Leitsatz

Nach dem bis zum 30.6.2002 geltenden Zustellungsrecht des VwZG konnte im finanzgerichtlichen Verfahren eine Ladung zur mündlichen Verhandlung nicht wirksam per Telefax erfolgen. Fehlt es an einem ordnungsgemäßen Zustellungsgegenstand, kommt eine Heilung des Zustellungsmangels nach § 9 Abs. 1 VwZG nicht in Betracht.

 

Normenkette

§ 53 FGO , § 115 Abs. 2 Nr. 3 FGO , § 116 Abs. 6 FGO , § 119 Nr. 4 FGO , § 2 Abs. 1 VwZG , § 5 Abs. 2 VwZG , § 9 Abs. 1 VwZG , § 166 Abs. 1 ZPO , § 74 Abs. 2 (i.d.F. des ZustRG) ZPO

 

Sachverhalt

Das FG hatte Termin zur mündlichen Verhandlung bestimmt. Die Terminsladungen wurden den Beteiligten per Telefax samt Vordruck des Empfangsbekenntnisses zugestellt. Der Prozessbevollmächtigte der Kläger meldete sich daraufhin beim FG und machte geltend, die Ladung per Telefax sei nicht wirksam. Er könne weder die Echtheit der Absenderkennung noch die Echtheit der Unterschrift prüfen.

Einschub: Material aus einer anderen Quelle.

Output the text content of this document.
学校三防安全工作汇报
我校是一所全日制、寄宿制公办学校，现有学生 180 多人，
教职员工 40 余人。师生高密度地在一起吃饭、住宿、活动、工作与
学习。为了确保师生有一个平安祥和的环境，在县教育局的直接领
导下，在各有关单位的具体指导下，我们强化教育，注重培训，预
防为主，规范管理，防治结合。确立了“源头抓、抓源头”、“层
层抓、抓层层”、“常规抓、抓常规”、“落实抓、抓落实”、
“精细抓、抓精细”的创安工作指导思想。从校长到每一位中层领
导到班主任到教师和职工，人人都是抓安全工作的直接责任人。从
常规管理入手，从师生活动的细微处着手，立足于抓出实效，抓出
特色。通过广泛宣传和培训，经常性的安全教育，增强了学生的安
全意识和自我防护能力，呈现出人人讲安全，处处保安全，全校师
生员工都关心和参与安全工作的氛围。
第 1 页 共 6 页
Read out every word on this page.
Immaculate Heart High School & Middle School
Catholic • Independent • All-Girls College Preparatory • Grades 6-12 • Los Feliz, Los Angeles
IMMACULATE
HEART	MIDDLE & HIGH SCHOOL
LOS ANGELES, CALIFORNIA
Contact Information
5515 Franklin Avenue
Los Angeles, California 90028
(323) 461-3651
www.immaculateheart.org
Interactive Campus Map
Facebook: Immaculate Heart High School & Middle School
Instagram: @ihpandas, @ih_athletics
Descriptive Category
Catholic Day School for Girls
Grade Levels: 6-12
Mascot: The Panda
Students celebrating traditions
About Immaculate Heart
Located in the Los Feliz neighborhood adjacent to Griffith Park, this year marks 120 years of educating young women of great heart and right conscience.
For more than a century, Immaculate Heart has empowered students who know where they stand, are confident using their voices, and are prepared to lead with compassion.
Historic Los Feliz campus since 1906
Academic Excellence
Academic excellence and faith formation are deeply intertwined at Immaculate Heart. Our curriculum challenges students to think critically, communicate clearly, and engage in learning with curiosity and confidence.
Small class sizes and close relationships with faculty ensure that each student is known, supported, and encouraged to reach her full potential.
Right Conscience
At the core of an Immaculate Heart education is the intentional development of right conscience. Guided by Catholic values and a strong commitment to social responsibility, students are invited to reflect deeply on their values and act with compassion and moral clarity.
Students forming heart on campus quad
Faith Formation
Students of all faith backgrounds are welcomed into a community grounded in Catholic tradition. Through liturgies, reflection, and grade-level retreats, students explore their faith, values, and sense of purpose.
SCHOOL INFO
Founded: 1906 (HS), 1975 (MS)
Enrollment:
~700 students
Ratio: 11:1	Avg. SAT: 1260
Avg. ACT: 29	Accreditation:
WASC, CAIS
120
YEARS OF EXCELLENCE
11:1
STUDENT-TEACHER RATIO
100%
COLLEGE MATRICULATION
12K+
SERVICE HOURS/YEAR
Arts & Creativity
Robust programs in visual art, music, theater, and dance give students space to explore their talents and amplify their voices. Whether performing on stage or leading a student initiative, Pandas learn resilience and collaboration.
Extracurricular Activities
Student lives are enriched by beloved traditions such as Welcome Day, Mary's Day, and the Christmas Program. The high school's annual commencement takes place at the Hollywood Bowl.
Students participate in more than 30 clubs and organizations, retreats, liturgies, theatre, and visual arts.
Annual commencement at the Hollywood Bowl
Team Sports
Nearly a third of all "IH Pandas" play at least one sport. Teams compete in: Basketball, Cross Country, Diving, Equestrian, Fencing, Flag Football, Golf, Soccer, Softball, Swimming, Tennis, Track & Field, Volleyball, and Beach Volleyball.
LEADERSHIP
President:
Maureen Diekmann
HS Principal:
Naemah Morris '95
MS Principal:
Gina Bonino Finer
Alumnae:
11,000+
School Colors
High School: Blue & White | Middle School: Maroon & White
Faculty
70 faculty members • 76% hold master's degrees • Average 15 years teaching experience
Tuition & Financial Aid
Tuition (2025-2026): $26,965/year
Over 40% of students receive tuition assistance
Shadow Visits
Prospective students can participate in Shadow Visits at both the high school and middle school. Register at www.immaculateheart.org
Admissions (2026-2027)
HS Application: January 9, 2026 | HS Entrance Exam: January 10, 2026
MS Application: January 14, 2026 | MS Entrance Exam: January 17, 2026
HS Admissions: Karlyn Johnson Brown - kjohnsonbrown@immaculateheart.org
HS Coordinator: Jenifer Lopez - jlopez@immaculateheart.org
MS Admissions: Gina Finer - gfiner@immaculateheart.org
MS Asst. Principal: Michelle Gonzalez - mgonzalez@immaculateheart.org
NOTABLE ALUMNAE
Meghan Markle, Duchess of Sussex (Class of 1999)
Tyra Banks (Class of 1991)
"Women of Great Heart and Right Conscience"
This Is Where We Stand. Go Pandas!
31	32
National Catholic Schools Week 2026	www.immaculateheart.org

Auf spätere Anfrage wurde dem Büro des Prozessbevollmächtigten vom FG telefonisch mitgeteilt, der Termin werde durchgeführt. Im Termin erschien für die Kläger niemand. Das FG wies die Klage ab.

 

Entscheidung

Der BFH hat keine Möglichkeit gesehen, auf der Grundlage des im Streitfall noch anzuwendenden alten Rechts die Revisionsbeschwerde zurückzuweisen, obwohl man meint, ihren querulatorischen Charakter durchscheinen zu sehen. § 2 Abs. 1 Satz 1 VwZG a.F. ließ eine Zustellung nur durch Übergabe eines Schriftstücks in Urschrift, Ausfertigung oder beglaubigter Abschrift oder durch Vorlegen der Urschrift zu.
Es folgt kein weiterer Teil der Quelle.